Facebook’s Simon Martin on semi-synchronous replicationTom Diederich
Facebook, with 1.49 billion monthly active users, is one of the world’s top MySQL users. Simon Martin, a production engineer on Facebook’s MySQL Infrastructure team, has been working with MySQL for most of his career, starting from 2 servers built out of spare parts and moving through to one of the largest deployments in the world.
Simon will be sharing some of the challenges Facebook has tackled as it rolled out semi-synchronous replication across the company’s different services at Percona Live Amsterdam on Sept. 22. His talk is aptly titled, “The highs and lows of semi-synchronous replication.” I sat down, virtually, with Simon the other day. Our conversation is below, but first, as a special reward to my readers, save €20 on your Percona Live registration by entering promo code “BlogInterview” at registration. Please feel free to share this offer! 🙂
Tom: On a scale from 1-10, how important is MySQL to Facebook? And how does Facebook use MySQL?
Simon: 10. We have a sophisticated in memory caching layer that will serve most requests, but MySQL is the persistent store for our graph. This means all your profile data, all your friends, likes and comments and the same for pages, events, places and the rest are stored permanently in MySQL.
We rely on MySQL in this role for 3 key features. Firstly as the final store it needs to not lose data, and InnoDB is well proven in this space. It needs to be highly available, MySQL and InnoDB are both very stable and we use replication as well to provide redundancy. Finally, even with extensive caching, it needs to be performant, both in latency and throughput, MySQL is both and we can use replication again to spread the read traffic to slaves in remote regions to help here too.
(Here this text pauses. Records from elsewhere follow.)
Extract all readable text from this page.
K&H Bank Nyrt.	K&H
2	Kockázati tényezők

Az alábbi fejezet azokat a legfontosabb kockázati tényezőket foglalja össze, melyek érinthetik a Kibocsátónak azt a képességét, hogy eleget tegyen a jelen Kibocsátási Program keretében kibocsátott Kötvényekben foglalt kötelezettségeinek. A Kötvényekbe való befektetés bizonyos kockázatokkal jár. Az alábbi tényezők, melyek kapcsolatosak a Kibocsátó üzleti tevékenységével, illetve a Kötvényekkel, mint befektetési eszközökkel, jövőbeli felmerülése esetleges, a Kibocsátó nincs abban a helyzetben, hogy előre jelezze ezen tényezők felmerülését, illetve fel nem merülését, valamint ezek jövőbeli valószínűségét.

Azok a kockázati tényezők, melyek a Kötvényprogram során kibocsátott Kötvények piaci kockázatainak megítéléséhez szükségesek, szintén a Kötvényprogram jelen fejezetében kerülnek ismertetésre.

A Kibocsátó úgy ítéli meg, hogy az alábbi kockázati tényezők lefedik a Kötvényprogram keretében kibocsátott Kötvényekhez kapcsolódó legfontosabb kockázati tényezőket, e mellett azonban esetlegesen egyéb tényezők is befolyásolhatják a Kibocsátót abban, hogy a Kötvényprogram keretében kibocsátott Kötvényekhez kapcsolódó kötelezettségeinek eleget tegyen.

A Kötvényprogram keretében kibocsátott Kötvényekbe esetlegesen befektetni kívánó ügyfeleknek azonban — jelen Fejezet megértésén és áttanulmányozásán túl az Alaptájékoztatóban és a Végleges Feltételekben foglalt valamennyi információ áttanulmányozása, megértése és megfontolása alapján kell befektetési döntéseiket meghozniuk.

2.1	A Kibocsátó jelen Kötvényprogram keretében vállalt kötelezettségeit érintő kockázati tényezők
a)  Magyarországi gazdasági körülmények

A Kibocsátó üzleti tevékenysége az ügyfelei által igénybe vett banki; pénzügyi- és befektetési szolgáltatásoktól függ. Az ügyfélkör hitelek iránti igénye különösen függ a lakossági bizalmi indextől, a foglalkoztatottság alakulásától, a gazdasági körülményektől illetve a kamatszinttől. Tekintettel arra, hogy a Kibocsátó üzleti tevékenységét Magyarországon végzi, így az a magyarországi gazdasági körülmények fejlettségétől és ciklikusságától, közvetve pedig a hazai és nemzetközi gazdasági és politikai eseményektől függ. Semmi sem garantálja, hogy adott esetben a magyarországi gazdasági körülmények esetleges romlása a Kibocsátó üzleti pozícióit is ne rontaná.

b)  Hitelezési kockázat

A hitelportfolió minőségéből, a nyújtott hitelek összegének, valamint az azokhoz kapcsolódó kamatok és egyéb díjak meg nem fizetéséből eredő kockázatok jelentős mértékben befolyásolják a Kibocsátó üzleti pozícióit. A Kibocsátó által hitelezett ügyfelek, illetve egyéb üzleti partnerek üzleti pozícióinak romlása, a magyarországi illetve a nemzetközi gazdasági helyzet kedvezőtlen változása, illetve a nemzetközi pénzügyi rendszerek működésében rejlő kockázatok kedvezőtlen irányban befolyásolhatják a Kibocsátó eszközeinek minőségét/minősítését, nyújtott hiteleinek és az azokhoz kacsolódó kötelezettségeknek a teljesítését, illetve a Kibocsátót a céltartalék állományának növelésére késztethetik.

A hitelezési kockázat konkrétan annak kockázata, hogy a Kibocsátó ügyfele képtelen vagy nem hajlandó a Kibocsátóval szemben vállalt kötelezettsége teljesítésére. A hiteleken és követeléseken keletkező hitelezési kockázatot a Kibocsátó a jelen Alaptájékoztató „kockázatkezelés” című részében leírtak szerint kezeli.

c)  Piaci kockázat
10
Tom: What are some of the advantages of using Semi-Synchronous Replication at Facebook — and what are the challenges for deployments of that size when using it?
Simon: That’s a big question, I could probably talk for 50 minutes on it! We started looking at Semi-Synchronous as a solution to reduce downtime when a MySQL master, or the host it’s on, crashes. Historically, if you are running a replicated environment and the master crashes, you are faced with a choice. You could promote another slave right away to reduce downtime, but it’s impossible to be sure that any of your slaves got all the transactions off the master. At Facebook we cannot lose people’s data, so we always chose to recover the master and re-connect the slaves before promoting if required. The downside is recovering InnoDB on a busy host can be slow, and if the host is rebooted it will be even slower, giving us many minutes of downtime.
Now that we run Semi-Synchronous replication it means that a master will not commit a transaction until at least one slave has acknowledged receipt of the binary logs for that transaction. With this running when a master crashes we can be sure our most up-to-date slave has all the data, so once it’s applied by the SQL thread we can promote safely without waiting for crash recovery.
There are many challenges in this though. Firstly there is performance, we now need a network round trip for each transaction, so we need the acknowledging slaves to be very close. Slaves in a different data hall, let-alone a different region, will be too slow.
We also need to pay attention to slave availability, previously not having a slave connected to a master for a short time was not a problem, now this will cause writes to stop and connections pile up, so we need to be much more careful about how we manage our replication topology. A target of 99.999% uptime for a service now requires the same SLA on slaves being available and connected locally to acknowledge the commits.
On top of this running at “webscale” adds a layer of requirements of its own. Like the rest of our environment everything needs to be automated, anything that requires a human is not going to scale. So our automation needs to respond to any failure and heal the system without intervention in any circumstance. An edge case that has even a tiny chance of occurring on a given day needs to be handled automatically, to keep our SLA and to stop our engineers constantly having to fix things.
Tom: What are you looking forward to the most at this year’s conference (besides your own talk)?
Simon: I always enjoy the keynotes, they don’t all seem to be announced yet but it’s a great way to get a state of the community update. I’ll certainly stop by “Binlog Servers at Booking.com,” it sounds like they might be doing the same kind of things we are for Semi-Synchronous replication, so it’ll be great to compare ideas. I’ll also be looking at the talks on MySQL 5.7 to get the scoop on what cool new stuff is coming down the pipeline!